10 Sep 2021

Downloading artifacts from DevOps artifact feeds (Part 1)

Have you ever been in the situation that you needed to download an artifact from an Azure DevOps artifact feed and recognized there is not really a way next to using the azure cli? But you can’t install or simply don’t like to install the cli? I was and this annoyed me. So I took a closer look on how the cli downloads universal artifacts and what the pipeline task does. This is part 1 of 2 blog posts showing the first solution on how else we can download an universal artifact from Azure DevOps.

Analyzing the cli and upload task

If you take a closer look into the output of cli or the download step you will see some lines stating that something called artifacttool is downloaded.

SYSTEMVSSCONNECTION exists true
Downloading: https://08wvsblobprodsu6weus73.vsblob.vsassets.io/artifacttool/artifacttool-win10-x64-Release_0.2.198.zip?<redacted token>
Caching tool: ArtifactTool 0.2.198 x64
SYSTEMVSSCONNECTION exists true

Seeing this made curious and I started digging a little deeper. I googled around for this tool hoping Microsoft published anything on this or maybe even its sources on GitHub. Well, apparently they did not publish the sources or anything useful on the artifacttool so I took the next best I got the azure cli and I started to look for the sources of the azure cli devops extension.
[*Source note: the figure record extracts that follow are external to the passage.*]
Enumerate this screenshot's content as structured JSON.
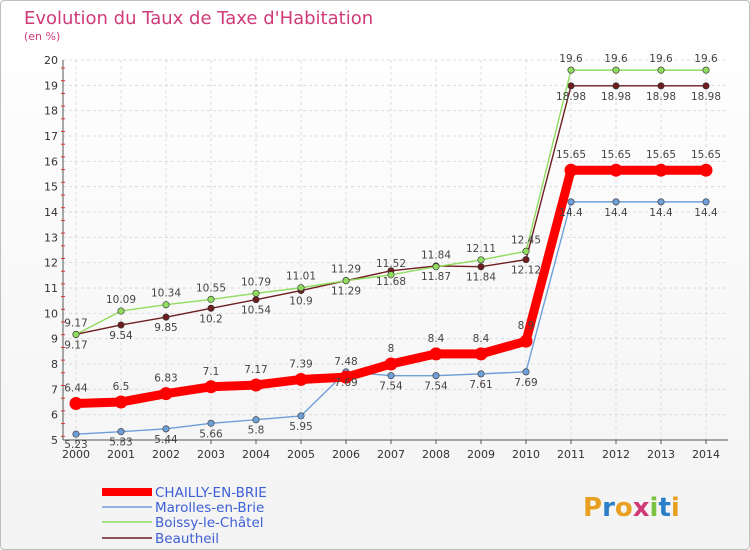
{
  "title": "Evolution du Taux de Taxe d'Habitation",
  "unit_label": "(en %)",
  "logo": "Proxiti",
  "chart_data": {
    "type": "line",
    "title": "Evolution du Taux de Taxe d'Habitation",
    "ylabel": "(en %)",
    "x": [
      "2000",
      "2001",
      "2002",
      "2003",
      "2004",
      "2005",
      "2006",
      "2007",
      "2008",
      "2009",
      "2010",
      "2011",
      "2012",
      "2013",
      "2014"
    ],
    "ylim": [
      5,
      20
    ],
    "yticks": [
      5,
      6,
      7,
      8,
      9,
      10,
      11,
      12,
      13,
      14,
      15,
      16,
      17,
      18,
      19,
      20
    ],
    "grid": true,
    "legend_position": "bottom-left",
    "series": [
      {
        "name": "CHAILLY-EN-BRIE",
        "color": "#ff0000",
        "values": [
          6.44,
          6.5,
          6.83,
          7.1,
          7.17,
          7.39,
          7.48,
          8,
          8.4,
          8.4,
          8.9,
          15.65,
          15.65,
          15.65,
          15.65
        ],
        "labels": [
          "6.44",
          "6.5",
          "6.83",
          "7.1",
          "7.17",
          "7.39",
          "7.48",
          "8",
          "8.4",
          "8.4",
          "8.9",
          "15.65",
          "15.65",
          "15.65",
          "15.65"
        ]
      },
      {
        "name": "Marolles-en-Brie",
        "color": "#6f9fd8",
        "values": [
          5.23,
          5.33,
          5.44,
          5.66,
          5.8,
          5.95,
          7.69,
          7.54,
          7.54,
          7.61,
          7.69,
          14.4,
          14.4,
          14.4,
          14.4
        ],
        "labels": [
          "5.23",
          "5.33",
          "5.44",
          "5.66",
          "5.8",
          "5.95",
          "7.69",
          "7.54",
          "7.54",
          "7.61",
          "7.69",
          "14.4",
          "14.4",
          "14.4",
          "14.4"
        ]
      },
      {
        "name": "Boissy-le-Châtel",
        "color": "#8fdc5e",
        "values": [
          9.17,
          10.09,
          10.34,
          10.55,
          10.79,
          11.01,
          11.29,
          11.52,
          11.84,
          12.11,
          12.45,
          19.6,
          19.6,
          19.6,
          19.6
        ],
        "labels": [
          "9.17",
          "10.09",
          "10.34",
          "10.55",
          "10.79",
          "11.01",
          "11.29",
          "11.52",
          "11.84",
          "12.11",
          "12.45",
          "19.6",
          "19.6",
          "19.6",
          "19.6"
        ]
      },
      {
        "name": "Beautheil",
        "color": "#6e1e1e",
        "values": [
          9.17,
          9.54,
          9.85,
          10.2,
          10.54,
          10.9,
          11.29,
          11.68,
          11.87,
          11.84,
          12.12,
          18.98,
          18.98,
          18.98,
          18.98
        ],
        "labels": [
          "9.17",
          "9.54",
          "9.85",
          "10.2",
          "10.54",
          "10.9",
          "11.29",
          "11.68",
          "11.87",
          "11.84",
          "12.12",
          "18.98",
          "18.98",
          "18.98",
          "18.98"
        ]
      }
    ]
  }
}
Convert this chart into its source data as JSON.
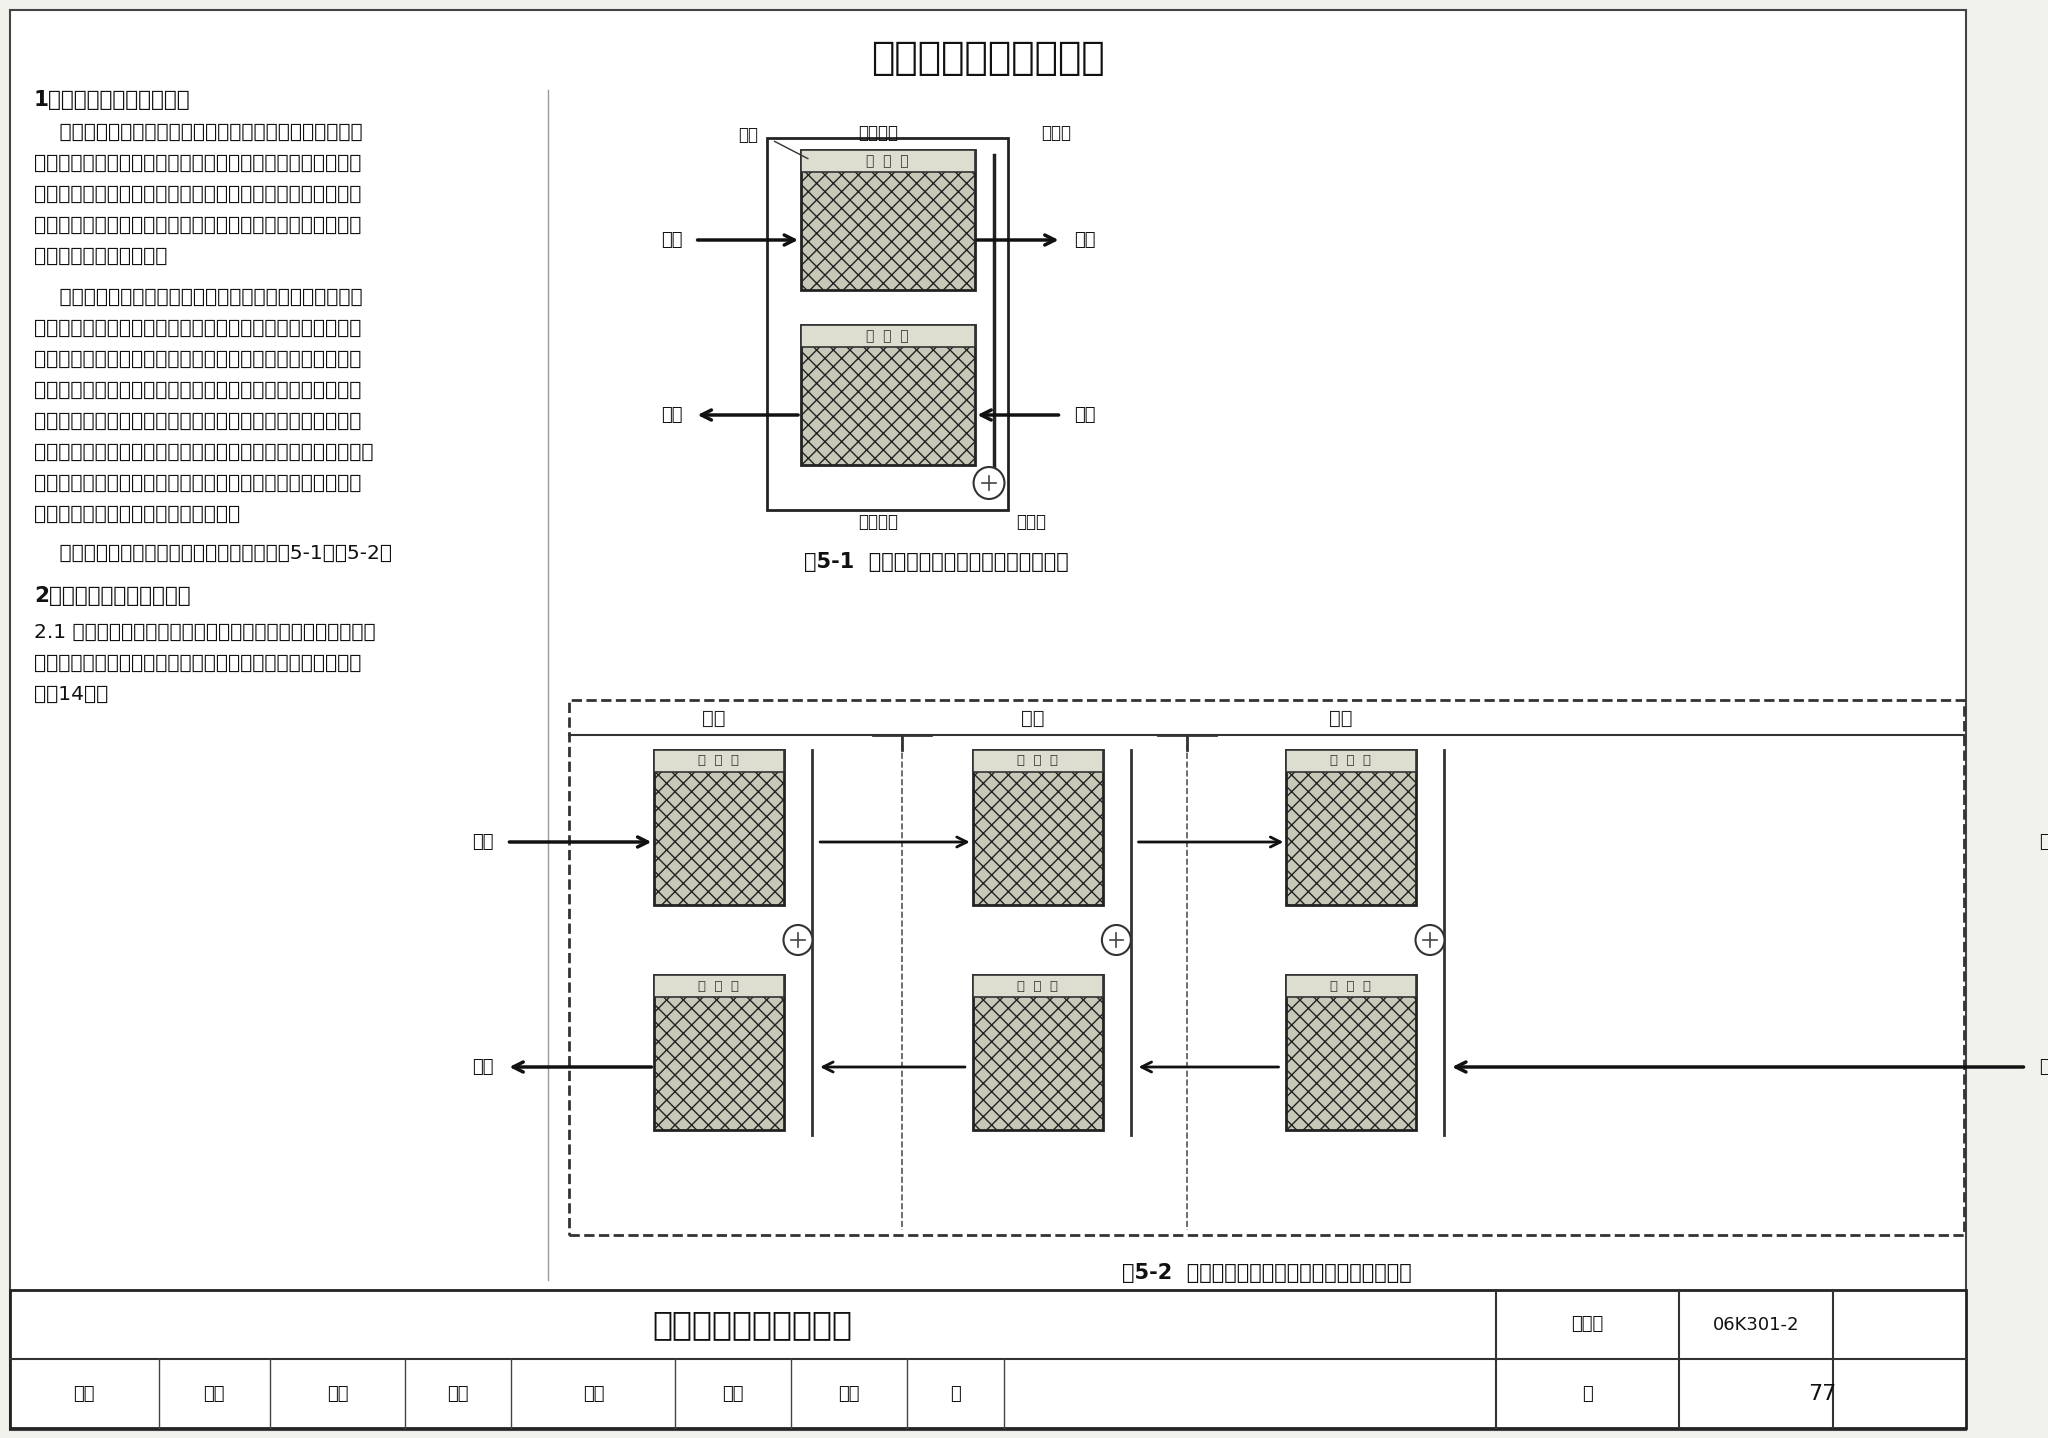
{
  "page_title": "溶液吸收式热回收说明",
  "bg_color": "#f2f2ed",
  "section1_title": "1．溶液吸收式热回收原理",
  "para1_lines": [
    "    当溶液表面的蒸气压力与直接接触空气的水蒸气分压力存",
    "在压差时，相互间既有热量的传递，还有质量的传递。溶液与",
    "空气进行热质交换时，将吸收或释放出相变的热量，使两者的",
    "温度发生变化。溶液吸收式热回收就是利用此原理，进行新风",
    "与排风之间的能量交换。"
  ],
  "para2_lines": [
    "    由溶液吸收式热回收器（有时也称基本模块）的工作原理",
    "图可以看出，在夏季，上部的排风与溶液在填料中直接接触，",
    "此时溶液温度降低、浓度增加（水蒸气分压力降低），同时排",
    "风被加热、加湿；低温浓缩的溶液进入下部新风填料中时，由",
    "于溶液的温度和表面水蒸气分压力均低于通过的新风，此时，",
    "溶液被加热且稀释，同时新风也被降温和除湿。冬季与之相反，",
    "排风被降温、除湿；新风被加热、加湿。溶液吸收式热回收就",
    "是通过以上过程实现能量的回收利用。"
  ],
  "para3_line": "    单、多级溶液吸收式热回收器工作原理见图5-1、图5-2。",
  "section2_title": "2．溶液吸收式热回收装置",
  "para4_lines": [
    "2.1 溶液吸收式热回收装置的基本形式通常由溶液吸收式热回",
    "收器、风机以及过滤器等组成，其装置系统流程图可参见本图",
    "集第14页。"
  ],
  "fig1_caption": "图5-1  单级溶液吸收式热回收器工作原理图",
  "fig2_caption": "图5-2  多级溶液吸收式热回收装置器工作原理图",
  "label_tian_liao": "填料",
  "label_shang_cao": "上溶液槽",
  "label_rong_ye_guan": "溶液管",
  "label_xia_cao": "下溶液槽",
  "label_pump": "溶液泵",
  "label_pai_feng": "排风",
  "label_xin_feng": "新风",
  "label_yi_ji": "一级",
  "label_er_ji": "二级",
  "label_san_ji": "三级",
  "footer_title": "溶液吸收式热回收说明",
  "footer_tu_ji_hao": "图集号",
  "footer_code": "06K301-2",
  "footer_shen_he": "审核",
  "footer_ji_wei": "季伟",
  "footer_jiao_dui": "校对",
  "footer_yuan_min": "原敏",
  "footer_tong_wen": "同文",
  "footer_she_ji": "设计",
  "footer_zhou_qun": "周群",
  "footer_liu": "柳",
  "footer_ye": "页",
  "footer_page_num": "77"
}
Analyzing the cli source code

If you ever tried to do something in Azure DevOps using the azure cli you know that you have to install an extension for the cli first. Luckily Microsoft published the sources and we can take a look what Microsoft is doing to retrieve an artifact or to be precise to download and invoke the artifacttool. Taking a look into the sources on GitHub I quickly discovered a method with the promising name download_universal. Already in the first line an argument array is constructed containing a few familiar parameters I already knew from using the cli to download a universal artifact. Digging through the code I found Microsoft implemented some kind of auto updater where they query an API for the most current version of the artifacttool and then invoke the artifacttool passing an environment variable into the tool for authenticating.

Getting the version information

As I already stated the cli has a build in auto update feature for this tool. The cli queries an rest api and gets back the version number and url of the latest artifacttool release.

The request needs a authentication header and has the following parameters:

  • osName
  • arch
  • distroName
  • distroVersion
  • version

Powershell Example:

$encoded = [System.Convert]::ToBase64String([System.Text.Encoding]::ASCII.GetBytes("azure:<PAT>"))
$basicAuthValue = "Basic $encoded"
$Headers = @{Authorization = $basicAuthValue}

$result = Invoke-WebRequest -Headers $headers -Method Get -Uri "https://vsblob.dev.azure.com/<Your Organization>/_apis/clienttools/ArtifactTool/release?osName=Windows&arch=x86_64"

Response:

{
    "name":"ArtifactTool",
    "rid":"win10-x64",
    "version":"0.2.195",
    "uri":"https://08wvsblobprodsu6weus73.vsblob.vsassets.io/artifacttool/artifacttool-win10-x64-Release_0.2.195.zip?..."
}

Invoking the Artifacttool

With these information we can now download and invoke the artifacttool. The artifacttool can be used similar to azure cli with slightly different syntax. For authentication we need to set an environment variable with a PAT as value and pass the name of the environment variable to the artifacttool.

Example

$env:AZURE_DEVOPS_EXT_PAT = '<PAT>'

.\artifacttool universal download --service <URL to your devops organization> --patvar AZURE_DEVOPS_EXT_PAT --feed <feed name> --package-name <package name> --package-version '*' --path D:\Temp\Artifact\

Conclusion

Well, we can now start downloading (and publishing it is the same tool) universal artifacts without having to install something first. Nevertheless, I still wasn’t satisfied with the results of my findings yet. I simply don’t like the idea of having to download a tool first for downloading an artifact. Therefore I went further down the rabbit hole and will describe in a second blog post how we can retrieve and artifact using API calls.